Comédie dramatique de Christian Morel de Sarcus, mise en scène de Paul-Antoine Veillon, avec Antoinette Guédy, Jean- Dominique Peltier et Tristan Oudar.
Avec un titre qui renvoie à une allégorie biblique, "Jonas", dernier opus dramatique en date de Christian Morel de Sarcus, aborde certes la dialectique mystique du pardon mais également le douloureux conflit intérieur de celui qui, ne se reconnaissant pas une "belle âme", se trouve dans un état clinique exacerbé de "conscience malheureuse" dans son acception hégelienne.
Et il les décline suivant un de ses arguments thématiques récurrents qu'est le trauma du divorce, un divorce qui n'est pas celui du consentement mutuel et "bon enfant" qui conduit au sujet de comédie que sont les familles décomposées et recomposées.
Car trahison humaine et offense à Dieu, le divorce sarcusien à l'impossible résilience est un divorce tragique et guerrier qui constitue le dernier épisode du mariage ressenti comme un enfer conjugal dans lequel le mari est "un souffre-douleur légal" voué à la haine de l'épouse scélérate et à l'opprobre de ses enfants manipulés.
Dans "Jonas", l'homme n'est plus un écrivain mélancolique aux tendances dépressives dépressif que la catharsis littéraire ne peut plus sauver de l'acte meurtrier, le suicide ("La nuit dernière") ou le meurtre du bourreau ("Divorcer tue"), mais un modeste employé plutôt sanguin, boursouflé de haine larvée et de ressentiments acrimonieux, qui, souffrant de surcroît de son origine plébéienne, du manque d'amour paternel comme de l'amour d'une mère-louve dominante, semble prendre une autre voie, celle de la fuite pour tenter, selon une expression aussi courante qu'idiote, de refaire sa vie en voguant vers le Nouveau Monde.
D'autant qu'intervient toujours un hybride personnage d'augure, figure humaine hors du commun et entité supra-naturelle, en l'espèce une vieille femme salvatrice des âmes en déréliction et non faucheuse - Antoinette Guédy fascinante comédienne à la beauté préservée de son âge et à la diction sublime - qui vient se réfugier dans la cabine encore épargnée des flots.

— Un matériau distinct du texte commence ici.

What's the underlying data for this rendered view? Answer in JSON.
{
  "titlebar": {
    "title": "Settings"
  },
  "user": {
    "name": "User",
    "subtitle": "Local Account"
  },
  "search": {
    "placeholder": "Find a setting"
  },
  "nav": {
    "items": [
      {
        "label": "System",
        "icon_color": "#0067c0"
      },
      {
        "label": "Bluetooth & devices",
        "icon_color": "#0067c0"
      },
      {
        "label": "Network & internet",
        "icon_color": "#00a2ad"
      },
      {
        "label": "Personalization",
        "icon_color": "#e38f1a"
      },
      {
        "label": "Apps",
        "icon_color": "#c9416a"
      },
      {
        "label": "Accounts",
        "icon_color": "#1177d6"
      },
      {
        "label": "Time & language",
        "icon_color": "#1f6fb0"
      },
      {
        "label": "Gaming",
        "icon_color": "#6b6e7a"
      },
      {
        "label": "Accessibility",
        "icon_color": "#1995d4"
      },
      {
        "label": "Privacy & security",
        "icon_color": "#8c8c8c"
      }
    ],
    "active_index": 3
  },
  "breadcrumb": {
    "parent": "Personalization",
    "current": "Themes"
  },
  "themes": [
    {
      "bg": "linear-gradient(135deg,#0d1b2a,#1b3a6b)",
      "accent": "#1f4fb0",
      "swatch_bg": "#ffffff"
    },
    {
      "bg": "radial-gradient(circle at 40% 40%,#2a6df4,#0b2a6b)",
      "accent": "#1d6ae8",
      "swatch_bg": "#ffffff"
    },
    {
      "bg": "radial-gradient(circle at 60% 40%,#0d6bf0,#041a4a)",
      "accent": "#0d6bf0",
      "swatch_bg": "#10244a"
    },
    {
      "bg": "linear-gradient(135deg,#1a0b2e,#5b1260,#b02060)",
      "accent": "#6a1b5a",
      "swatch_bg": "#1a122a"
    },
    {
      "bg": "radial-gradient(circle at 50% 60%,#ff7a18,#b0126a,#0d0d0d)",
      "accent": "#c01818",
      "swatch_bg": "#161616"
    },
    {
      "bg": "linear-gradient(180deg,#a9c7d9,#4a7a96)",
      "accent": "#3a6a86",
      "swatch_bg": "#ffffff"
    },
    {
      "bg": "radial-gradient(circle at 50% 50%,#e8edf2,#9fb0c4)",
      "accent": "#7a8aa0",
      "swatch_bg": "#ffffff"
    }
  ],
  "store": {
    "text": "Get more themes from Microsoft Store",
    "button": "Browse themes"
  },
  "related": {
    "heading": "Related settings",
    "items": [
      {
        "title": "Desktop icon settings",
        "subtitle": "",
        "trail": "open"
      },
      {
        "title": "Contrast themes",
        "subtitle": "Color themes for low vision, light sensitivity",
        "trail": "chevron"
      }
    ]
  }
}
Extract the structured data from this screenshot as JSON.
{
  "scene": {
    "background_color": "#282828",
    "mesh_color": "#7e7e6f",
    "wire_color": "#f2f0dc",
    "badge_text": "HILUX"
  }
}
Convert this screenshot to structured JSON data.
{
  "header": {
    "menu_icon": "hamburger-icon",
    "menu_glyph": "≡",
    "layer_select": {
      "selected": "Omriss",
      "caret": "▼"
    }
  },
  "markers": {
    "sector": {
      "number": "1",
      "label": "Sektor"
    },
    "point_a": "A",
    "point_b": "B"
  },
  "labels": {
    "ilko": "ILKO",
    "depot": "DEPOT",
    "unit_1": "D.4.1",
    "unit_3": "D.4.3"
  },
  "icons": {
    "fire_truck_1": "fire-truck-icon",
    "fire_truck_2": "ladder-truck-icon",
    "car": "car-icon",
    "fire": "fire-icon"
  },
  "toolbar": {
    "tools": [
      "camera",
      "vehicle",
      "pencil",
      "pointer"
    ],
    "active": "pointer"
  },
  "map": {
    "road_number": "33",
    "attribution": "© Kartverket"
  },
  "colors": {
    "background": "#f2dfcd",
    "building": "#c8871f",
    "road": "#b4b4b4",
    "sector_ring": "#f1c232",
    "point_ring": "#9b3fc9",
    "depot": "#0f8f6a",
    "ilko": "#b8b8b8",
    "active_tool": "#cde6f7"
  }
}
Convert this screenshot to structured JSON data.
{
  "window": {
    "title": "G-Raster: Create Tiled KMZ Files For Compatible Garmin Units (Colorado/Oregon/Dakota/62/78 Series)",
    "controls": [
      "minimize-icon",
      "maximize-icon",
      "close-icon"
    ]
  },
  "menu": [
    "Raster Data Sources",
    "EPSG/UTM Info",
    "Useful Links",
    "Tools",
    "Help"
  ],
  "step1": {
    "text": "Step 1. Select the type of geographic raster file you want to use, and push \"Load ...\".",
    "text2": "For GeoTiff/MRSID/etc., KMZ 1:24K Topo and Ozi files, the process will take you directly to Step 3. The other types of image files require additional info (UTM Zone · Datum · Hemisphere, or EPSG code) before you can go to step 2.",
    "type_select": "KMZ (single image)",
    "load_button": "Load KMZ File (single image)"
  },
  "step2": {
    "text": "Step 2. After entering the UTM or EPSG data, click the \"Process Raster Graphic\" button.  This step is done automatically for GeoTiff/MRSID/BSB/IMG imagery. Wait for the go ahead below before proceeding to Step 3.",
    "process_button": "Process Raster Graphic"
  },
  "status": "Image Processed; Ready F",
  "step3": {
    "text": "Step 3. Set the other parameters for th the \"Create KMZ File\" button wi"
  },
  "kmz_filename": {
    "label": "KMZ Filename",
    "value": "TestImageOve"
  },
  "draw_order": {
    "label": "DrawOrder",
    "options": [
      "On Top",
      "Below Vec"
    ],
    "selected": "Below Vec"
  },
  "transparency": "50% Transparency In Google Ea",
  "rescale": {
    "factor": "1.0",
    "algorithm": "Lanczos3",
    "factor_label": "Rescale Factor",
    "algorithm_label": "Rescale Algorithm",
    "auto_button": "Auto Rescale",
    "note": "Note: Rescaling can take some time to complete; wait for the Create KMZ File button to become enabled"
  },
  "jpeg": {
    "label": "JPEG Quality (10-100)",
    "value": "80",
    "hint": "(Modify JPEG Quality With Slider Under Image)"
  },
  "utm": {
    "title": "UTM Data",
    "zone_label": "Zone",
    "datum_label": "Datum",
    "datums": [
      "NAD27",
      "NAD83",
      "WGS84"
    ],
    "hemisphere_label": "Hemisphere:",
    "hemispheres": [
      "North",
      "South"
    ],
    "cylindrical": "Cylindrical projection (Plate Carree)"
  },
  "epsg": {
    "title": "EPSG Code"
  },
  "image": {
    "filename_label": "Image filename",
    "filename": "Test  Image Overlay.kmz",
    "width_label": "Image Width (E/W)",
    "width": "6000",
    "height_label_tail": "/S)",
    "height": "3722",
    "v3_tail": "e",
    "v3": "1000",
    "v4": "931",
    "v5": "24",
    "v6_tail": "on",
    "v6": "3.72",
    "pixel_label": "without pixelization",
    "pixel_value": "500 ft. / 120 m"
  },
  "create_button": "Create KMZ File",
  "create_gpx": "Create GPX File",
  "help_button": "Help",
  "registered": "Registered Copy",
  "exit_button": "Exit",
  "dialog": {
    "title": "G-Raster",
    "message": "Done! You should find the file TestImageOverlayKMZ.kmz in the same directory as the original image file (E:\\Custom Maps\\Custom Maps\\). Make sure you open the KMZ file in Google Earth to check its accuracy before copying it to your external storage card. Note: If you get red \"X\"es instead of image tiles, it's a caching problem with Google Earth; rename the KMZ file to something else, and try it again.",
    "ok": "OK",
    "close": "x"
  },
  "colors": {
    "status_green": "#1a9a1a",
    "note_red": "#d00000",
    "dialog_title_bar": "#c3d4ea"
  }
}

Ici, le gros poisson de Jonas est un célèbre paquebot transatlantique harponné par un iceberg et les canots de sauvetage sont partis quand l'homme, parfaitement campé par Jean-Dominique Peltier, physique terrien et jeu incarné, émerge de son lit et apprend l'accident par le jeune employé, sorte de symétrique du garçon d'étage du "Huis Clos" de Sartre, interprété avec justesse par Tristan Oudar.
Paul-Antoine Veillon, jeune élève comédien de première année au Studio de Formation Théâtrale de Vitry-sur-Seine, signe la mise en scène de cet atypique huis clos et, chance du débutant ou sagacité précoce, l'avenir le dira, réussit pleinement, à travers une ligne claire et le talent des comédiens, à transcrire l'ambiguité induite par le texte.